Our topic for today is to identify these three. In short, byte includes all ASCII characters, while rune is able to represent all UTF-8 encoding characters. Interestingly, the inventor of Golang and UTF-8 are the same person – Ken Tompson, he is also the inventor of Unix. Back to our topic, byte is a basic type, it is the same as int8.
// builtin.go
// ...
// byte is an alias for uint8 and is equivalent to uint8 in all ways. It is
// used, by convention, to distinguish byte values from 8-bit unsigned
// integer values.
type byte = uint8
Now let’s take a look at an example
package main
func main() {
var a byte = '文'
}
Executing the code ablve will raise an error: constant 25991 overflows byte. The correct way is to use rune. The size of rune changes according to the character it represents.

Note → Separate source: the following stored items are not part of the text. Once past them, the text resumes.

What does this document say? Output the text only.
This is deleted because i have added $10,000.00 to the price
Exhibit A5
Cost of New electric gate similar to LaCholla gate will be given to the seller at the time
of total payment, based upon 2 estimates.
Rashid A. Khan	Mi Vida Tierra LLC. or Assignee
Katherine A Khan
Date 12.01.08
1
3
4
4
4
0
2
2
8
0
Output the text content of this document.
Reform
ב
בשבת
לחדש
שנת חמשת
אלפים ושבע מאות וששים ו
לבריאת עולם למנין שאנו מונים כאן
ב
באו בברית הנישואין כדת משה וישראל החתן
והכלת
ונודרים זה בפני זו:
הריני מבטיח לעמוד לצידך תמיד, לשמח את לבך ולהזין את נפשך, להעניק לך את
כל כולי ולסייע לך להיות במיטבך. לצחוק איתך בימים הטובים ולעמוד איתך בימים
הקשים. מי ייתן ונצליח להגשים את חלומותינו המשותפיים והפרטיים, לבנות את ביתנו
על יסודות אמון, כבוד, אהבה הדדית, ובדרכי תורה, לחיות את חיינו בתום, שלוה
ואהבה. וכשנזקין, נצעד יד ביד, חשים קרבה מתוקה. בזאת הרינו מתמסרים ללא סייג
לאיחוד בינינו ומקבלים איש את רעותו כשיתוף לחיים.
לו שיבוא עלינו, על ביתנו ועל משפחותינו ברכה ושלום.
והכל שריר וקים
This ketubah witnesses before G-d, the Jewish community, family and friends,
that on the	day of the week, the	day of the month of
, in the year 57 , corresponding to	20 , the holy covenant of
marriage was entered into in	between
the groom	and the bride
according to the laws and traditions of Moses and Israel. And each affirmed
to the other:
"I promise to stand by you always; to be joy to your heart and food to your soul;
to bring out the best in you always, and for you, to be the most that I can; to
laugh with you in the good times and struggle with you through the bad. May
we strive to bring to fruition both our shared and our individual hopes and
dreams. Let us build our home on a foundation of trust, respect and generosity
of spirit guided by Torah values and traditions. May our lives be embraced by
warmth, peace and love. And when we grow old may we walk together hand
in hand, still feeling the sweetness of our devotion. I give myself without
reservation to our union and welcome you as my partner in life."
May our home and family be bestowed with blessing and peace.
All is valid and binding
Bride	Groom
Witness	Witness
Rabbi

We use utf8.RuneLen() to show the length of a rune.
package main
import (
"fmt"
"unicode/utf8"
)
func main() {
var a rune = 'a'
var b rune = 'à'
var c rune = '文'
size := utf8.RuneLen(a)
fmt.Println(size) // 1
size = utf8.RuneLen(b)
fmt.Println(size) // 2
size = utf8.RuneLen(c)
fmt.Println(size) // 3
}
Enough of byte and rune, We can consider a question: Is string a sequence of byte or rune?
The answer is byte
package main
import "fmt"
func main(){
var s = "Hello, World" // 12
fmt.Println(len(s))
s = "中文" // 6
fmt.Println(len(s))
}
We can take it this way, the basic unit of rune and string is byte, a rune consist of one or more byte while the same applys to string. The difference between rune and string is just that a rune represents one character while string represents a sequence of character.
package main
import "fmt"
import "unicode/utf8"
func main(){
var s = "H" // 1
fmt.Println(len(s))
var c = 'H'// 1
fmt.Println(utf8.RuneLen(c))
}